I’m not an expert, so you probably shouldn’t listen to anything I have to say. I’m forty-six years old and just growing my first beard. If you can call it that. After about a month, it still looks like two old porcupines, fighting over the scraps of my chin fat. I started it in solidarity with my bro-mates over at Movember, but now that we’ve eased our way into December, I just don’t have the strength to shave it off. My wife tolerates it. My kids are a little afraid of it. And it’s not even a real beard. More of a goatee/Fu Manchu hybrid, with a distended soul patch. Still, I’ve come up with a few rules to help novices like myself contend with our blossoming facial vegetation.
1. Don’t mention your beard. Ever. It should be obvious that your beard speaks for itself.

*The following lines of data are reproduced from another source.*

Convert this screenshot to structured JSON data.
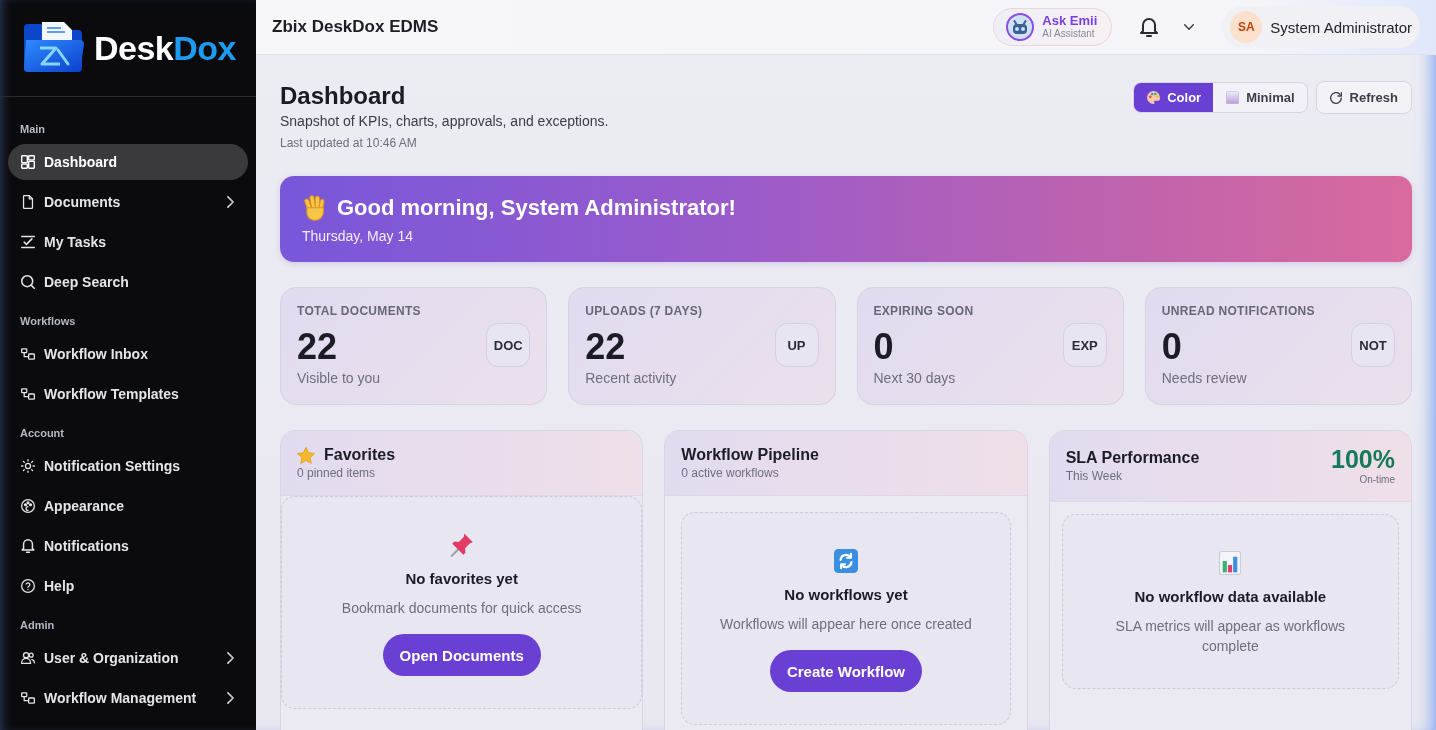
{
  "sidebar": {
    "brand": {
      "primary": "Desk",
      "accent": "Dox"
    },
    "sections": [
      {
        "label": "Main",
        "items": [
          {
            "label": "Dashboard",
            "selected": true,
            "expandable": false
          },
          {
            "label": "Documents",
            "selected": false,
            "expandable": true
          },
          {
            "label": "My Tasks",
            "selected": false,
            "expandable": false
          },
          {
            "label": "Deep Search",
            "selected": false,
            "expandable": false
          }
        ]
      },
      {
        "label": "Workflows",
        "items": [
          {
            "label": "Workflow Inbox",
            "selected": false,
            "expandable": false
          },
          {
            "label": "Workflow Templates",
            "selected": false,
            "expandable": false
          }
        ]
      },
      {
        "label": "Account",
        "items": [
          {
            "label": "Notification Settings",
            "selected": false,
            "expandable": false
          },
          {
            "label": "Appearance",
            "selected": false,
            "expandable": false
          },
          {
            "label": "Notifications",
            "selected": false,
            "expandable": false
          },
          {
            "label": "Help",
            "selected": false,
            "expandable": false
          }
        ]
      },
      {
        "label": "Admin",
        "items": [
          {
            "label": "User & Organization",
            "selected": false,
            "expandable": true
          },
          {
            "label": "Workflow Management",
            "selected": false,
            "expandable": true
          }
        ]
      }
    ]
  },
  "top_bar": {
    "title": "Zbix DeskDox EDMS",
    "assistant": {
      "name": "Ask Emii",
      "caption": "AI Assistant"
    },
    "user": {
      "initials": "SA",
      "name": "System Administrator"
    }
  },
  "header": {
    "title": "Dashboard",
    "subtitle": "Snapshot of KPIs, charts, approvals, and exceptions.",
    "updated": "Last updated at 10:46 AM",
    "view_modes": [
      {
        "label": "Color",
        "selected": true
      },
      {
        "label": "Minimal",
        "selected": false
      }
    ],
    "refresh": "Refresh"
  },
  "greeting": {
    "title": "Good morning, System Administrator!",
    "date": "Thursday, May 14"
  },
  "stats": [
    {
      "label": "TOTAL DOCUMENTS",
      "value": "22",
      "caption": "Visible to you",
      "badge": "DOC"
    },
    {
      "label": "UPLOADS (7 DAYS)",
      "value": "22",
      "caption": "Recent activity",
      "badge": "UP"
    },
    {
      "label": "EXPIRING SOON",
      "value": "0",
      "caption": "Next 30 days",
      "badge": "EXP"
    },
    {
      "label": "UNREAD NOTIFICATIONS",
      "value": "0",
      "caption": "Needs review",
      "badge": "NOT"
    }
  ],
  "panels": [
    {
      "title": "Favorites",
      "subtitle": "0 pinned items",
      "empty": {
        "title": "No favorites yet",
        "text": "Bookmark documents for quick access",
        "action": "Open Documents"
      }
    },
    {
      "title": "Workflow Pipeline",
      "subtitle": "0 active workflows",
      "empty": {
        "title": "No workflows yet",
        "text": "Workflows will appear here once created",
        "action": "Create Workflow"
      }
    },
    {
      "title": "SLA Performance",
      "subtitle": "This Week",
      "metric": {
        "value": "100%",
        "caption": "On-time"
      },
      "empty": {
        "title": "No workflow data available",
        "text": "SLA metrics will appear as workflows complete"
      }
    }
  ]
}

2. As a corollary to #1, don’t apologize for your beard. Ever. You don’t need to tell your friends or coworkers, your bosses or lovers, that you are “trying something out” or that you’re “waiting for it to get past the ugly phase.” As one blogger put it, growing a beard is our birthright as men. It’s one of the few things that differentiate us from women. Contrary to what hipsters believe, growing a beard never goes in or out of style. It’s like saying breathing goes out of style. It just is, for all times. Don’t apologize.
3. Condition. Moisturize. Whatever you want to call it. Use your daily skin cream, aloe vera, beeswax, Bag Balm, leftover macadamia nut oil, old sunscreen, whatever. What you don’t need is any fancy-pants Billyburg beard oil that sells for $29 an ounce. If you want to smell like pine trees, woodsmoke, and damp earth, go outside and rub some dirt on your face. It’s much cheaper. And way more authentic.
4. Resist all urges to stroke your beard in public, especially when talking to women. I have a theory why a man’s hand instinctively reaches for something hairy that is adjacent to a moist opening, but I’ll leave that for another post.
5. Enjoy it. You’re a man, with or without a beard, of course. But while you have it, revel in it. Some of us can’t grow beards. Babies, for instance. Do it for those who can’t.
Besides, my old pal Henry would agree. And you can’t argue with greatness.